Some interesting charts on the "Cleantech Revolution”
An interesting slide deck on electrification, decarbonisation and where the world might be headed.
This will be a brief one. I thought I’d leave you with some interesting charts and thoughts to ponder over the weekend.
Kingsmill Bond, Sam Butler-Sloss, and Daan Walter from the RMI published an immersive slide deck this week on the status – and potential future – of the energy transition.
It’s packed with charts, reflections, and incredibly interesting tidbits to think through. I highly recommend you spend some time looking over it. It has an optimistic take on how the cleantech revolution will take off. Even if you disagree with some of the future outlooks, the historical trends and data are worth your time.
I thought I’d go through just a few of the highlights I picked out.
Most of the world’s energy is wasted, and there is lots of room for efficiency gains
Around two-thirds of primary energy from fossil fuels is wasted. Just look at the chart below: a tiny fraction of the energy at the top of the chain goes towards “energy services”, which is the energy that actually enhances our lives.

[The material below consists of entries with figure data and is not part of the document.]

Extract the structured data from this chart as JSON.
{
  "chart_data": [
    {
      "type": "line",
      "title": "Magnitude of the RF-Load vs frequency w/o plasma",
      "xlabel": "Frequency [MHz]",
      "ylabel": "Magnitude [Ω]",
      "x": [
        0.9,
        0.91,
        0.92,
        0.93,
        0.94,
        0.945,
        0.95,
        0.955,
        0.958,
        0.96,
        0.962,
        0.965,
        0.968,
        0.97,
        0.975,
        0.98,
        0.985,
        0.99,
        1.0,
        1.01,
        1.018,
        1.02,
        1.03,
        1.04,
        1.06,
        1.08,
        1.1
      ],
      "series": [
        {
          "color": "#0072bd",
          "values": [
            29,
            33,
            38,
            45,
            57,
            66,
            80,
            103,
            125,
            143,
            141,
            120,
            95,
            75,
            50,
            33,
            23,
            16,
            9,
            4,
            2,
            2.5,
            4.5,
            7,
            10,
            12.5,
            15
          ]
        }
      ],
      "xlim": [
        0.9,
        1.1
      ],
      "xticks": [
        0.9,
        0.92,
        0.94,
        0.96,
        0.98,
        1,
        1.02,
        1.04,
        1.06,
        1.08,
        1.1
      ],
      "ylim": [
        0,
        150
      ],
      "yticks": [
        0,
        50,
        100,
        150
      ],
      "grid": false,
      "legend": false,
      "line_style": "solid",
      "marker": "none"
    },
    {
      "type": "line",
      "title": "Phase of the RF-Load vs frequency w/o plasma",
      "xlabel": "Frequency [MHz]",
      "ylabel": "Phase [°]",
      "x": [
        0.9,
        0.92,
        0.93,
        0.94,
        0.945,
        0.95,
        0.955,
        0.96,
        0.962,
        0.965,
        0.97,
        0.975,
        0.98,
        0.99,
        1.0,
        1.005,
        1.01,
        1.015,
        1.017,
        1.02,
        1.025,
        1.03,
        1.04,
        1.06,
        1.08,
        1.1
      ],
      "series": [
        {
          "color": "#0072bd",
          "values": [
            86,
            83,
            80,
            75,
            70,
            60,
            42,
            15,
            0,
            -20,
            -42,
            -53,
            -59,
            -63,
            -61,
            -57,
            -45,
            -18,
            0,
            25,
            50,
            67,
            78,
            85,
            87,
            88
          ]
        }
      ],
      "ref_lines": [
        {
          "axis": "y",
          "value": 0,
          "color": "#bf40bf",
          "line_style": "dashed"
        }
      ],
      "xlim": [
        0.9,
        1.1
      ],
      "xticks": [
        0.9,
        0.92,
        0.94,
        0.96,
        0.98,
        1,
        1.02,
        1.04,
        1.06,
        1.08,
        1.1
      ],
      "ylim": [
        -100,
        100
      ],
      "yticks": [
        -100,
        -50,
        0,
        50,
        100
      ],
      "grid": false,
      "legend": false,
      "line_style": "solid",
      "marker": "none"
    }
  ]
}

Decarbonisation and electrification offer the opportunity to eliminate many of these losses. We could supply the same energy services (or more) with a fraction of the primary energy we use today.
I’ve written before about the fact that final energy use – particularly in rich countries – could go down in the next few decades, despite us getting more value from it.
Electrification drives efficiency
One of the key drivers of efficiency improvements is electrification.
Electric vehicles need 3 to 4 times less energy than petrol ones. Electric heat pumps are around 3 times as efficient as a gas boiler.
China is electrifying quickly
One trend I hadn’t appreciated is how quickly China is electrifying.
The chart below shows the share of final energy coming from electricity in China and a range of countries in the OECD. Over the last decade, there has been little change in countries like the UK or US, meanwhile China is going for it.
I’m sure there are many explanations for this. A key factor is the relative price of electricity to gas. In the US and Europe, electricity is more expensive, which reduces the incentives to electrify. In China, gas is more expensive.
Time to electrify transport
A key success metric is how much of our energy comes from electricity. This needs to go up over time because we know how to decarbonise the power sector.
Only around 20% of the world’s final energy today comes from electricity. Buildings and industry are making progress. But transport, unsurprisingly, is way behind. Most of the cars and trucks on the road today have a combustion engine.
Transport has been the key laggard sector: look at emissions reductions in the UK or the US and you’ll see that it has come almost entirely from the power sector. Transport emissions have not budged.
This is the next big chunk to tackle, and electrification is the key.
The energy transition narrative is shifting
This slide from the deck is more reflective (subjective) than the others but seems like a good one to end on.
It tries to lay out how some of the narratives have changed over the last decade and what they might look like in 2030.
There is often a feeling that the world has made no progress in the last 10 years, but I think that’s wrong. Some of these narrative reframes show this.
In 2015, renewables were expensive. Not anymore.
Headlines claimed that 10% to 20% of solar and wind on the grid would break it. Many countries have easily passed these thresholds, and their grids are still standing.
Electric vehicles were a pipe dream. Now, most manufacturers are going electric to dominate the future market.
I’m already looking forward to returning to this in 2030 to see how accurate the last column is. In the meantime, I’ll be doing what I can to make it happen.
Explore the full deck from Kingsmill Bond, Sam Butler-Sloss, and Daan Walter here:
Some personal news.
This week, the Royal Statistical Society awarded me an honorary fellowship. This was unexpected but a great honour that I don’t take lightly. Thank you very much to the RSS for the recognition.
The honorary fellowship is framed as a “lifetime award” which means I should now retire at the ripe old age of 30.
Congrats Hannah!! So well deserved and thank you for using data, presented and interpreted so clearly to inspire and motivate the rest of us to do what we can to make difference in our own lifetimes. You are just getting started! Please don’t retire!!
Congrats for a well earned membership in the Royal Statistical Society!
Encouraging slides for sure, especially the rise of electrification in China.
Unfortunate but typical for the RMI is the dismissal of nuclear power, even calling for abandoning investment in it on slide 80. They also completely missed the massive vibe shift across the world of the last 3 years, which positions nuclear well for contributing a lot of green energy growth in the 2030s and beyond.